En el universo del lujo, donde la elegancia se teje con hilos de seda y la excelencia se mide en cortes impecables, existe una realidad oculta que amenaza los cimientos de las familias más acaudaladas. El vertiginoso crecimiento de este segmento —con cerca de 200.000 hogares de ultra alto patrimonio solo en Estados Unidos, un 20,5% más que en 2023, y una cifra global que supera las 484.000 personas— contrasta con una alarmante falta de preparación ante la mayor transferencia intergeneracional de riqueza registrada en la historia, calculada entre 84 y 120 billones de dólares en las próximas dos décadas.
Michael Gold, asesor financiero con sede en Westport, Connecticut, identifica el error capital que puede desmoronar fortunes enteras, incluidas aquellas invertidas en activos de moda de alta gama o colecciones de arte que aprecian con el tiempo: la carencia de preparación integral. Su advertencia resuena especialmente en un contexto donde el estilo de vida lujoso depende de estructuras patrimoniales sólidas. El dramático caso de Joe Robbie, propietario de los Miami Dolphins en los años ochenta, ilustra las consecuencias. Tras su fallecimiento en 1990, la ausencia de una planificación fiscal eficaz forzó la venta del equipo para saldar el impuesto sobre el patrimonio. Vendido por 109 millones de dólares, hoy su valor ronda los 7.500 millones. Una lección que trasciende el deporte: la falta de anticipación puede liquidar no solo negocios, sino también inversiones en marcas de lujo o activos tangibles cuyo valor emocional y financiero es incalculable.
Gold desglosa los puntos de quiebre en tres niveles críticos. En el ámbito empresarial, las families frecuentemente postergan reestructuraciones societarias clave, lo que genera arrastres fiscales que pueden elevar el costo de una venta en millones. Problemas como la concentración de clientes en torno a una figura fundacional —«si los clientes solo aprecian al propietario, ¿qué se adquiere realmente?»— o la ausencia de acuerdos de compraventa entre socios deprecian el valor o abortan operaciones. En el plano financiero, los activos suelen estar diseminados sin una visión unificada, un caos comparable a un guardarropa donde ninguna pieza armoniza. Gold compara su metodología con la de un neurocirujano: antes de una intervención, se realizan baterías de pruebas y se evalúan todas las alternativas, desde las conservadoras hasta las más agresivas. De igual forma, un asesor debe escudriñar el negocio, la dinámica familiar, el estado de patrimonio, la gestión de riesgos y los proyectos vitales del cliente para detectar carencias y priorizar soluciones.

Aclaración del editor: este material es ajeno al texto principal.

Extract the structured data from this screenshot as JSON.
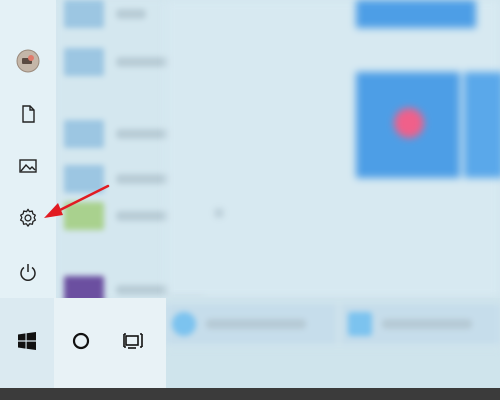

La dimensión personal, donde priman las emociones, suele ser la más vulnerable. Familias reconstituidas, testamentos desactualizados o designaciones de beneficiarios obsoletas pueden desencadenar conflictos que erosionan el legado. Incluso profesionales del sector pueden pasar por alto detalles en su propia planificación cuando cambian las circunstancias vitales. Frente a este panorama, Gold aboga por un escrutinio exhaustivo: «Hay que mirar bajo el capó de cada aspecto para calibrar la gravedad de las lagunas y ordenar las soluciones». Inspirado en El arte de la guerra de Sun Tzu, subraya que el éxito reside en la preparación metódica, pero también en la acción decisiva. «Muchos se estancan en la fase de investigación. Es crucial hacer los deberes y avanzar; si el rumbo es erróneo, se corrige rápidamente».
Para las familias que navejan transiciones empresariales, sucesiones o transmisión de riqueza, el precio de la imprevisión trasciende lo económico. Se mide en legados fracturados, relaciones dañadas y oportunidades irrecuperables, especialmente en un mundo donde el prestigio y la continuidad —valores intrínsecamente ligados al lujo y la moda— dependen de una planificación anticipada y rigurosa. En este tablero, la elegancia financiera es el complemento indispensable para preservar un estilo de vida excepcional.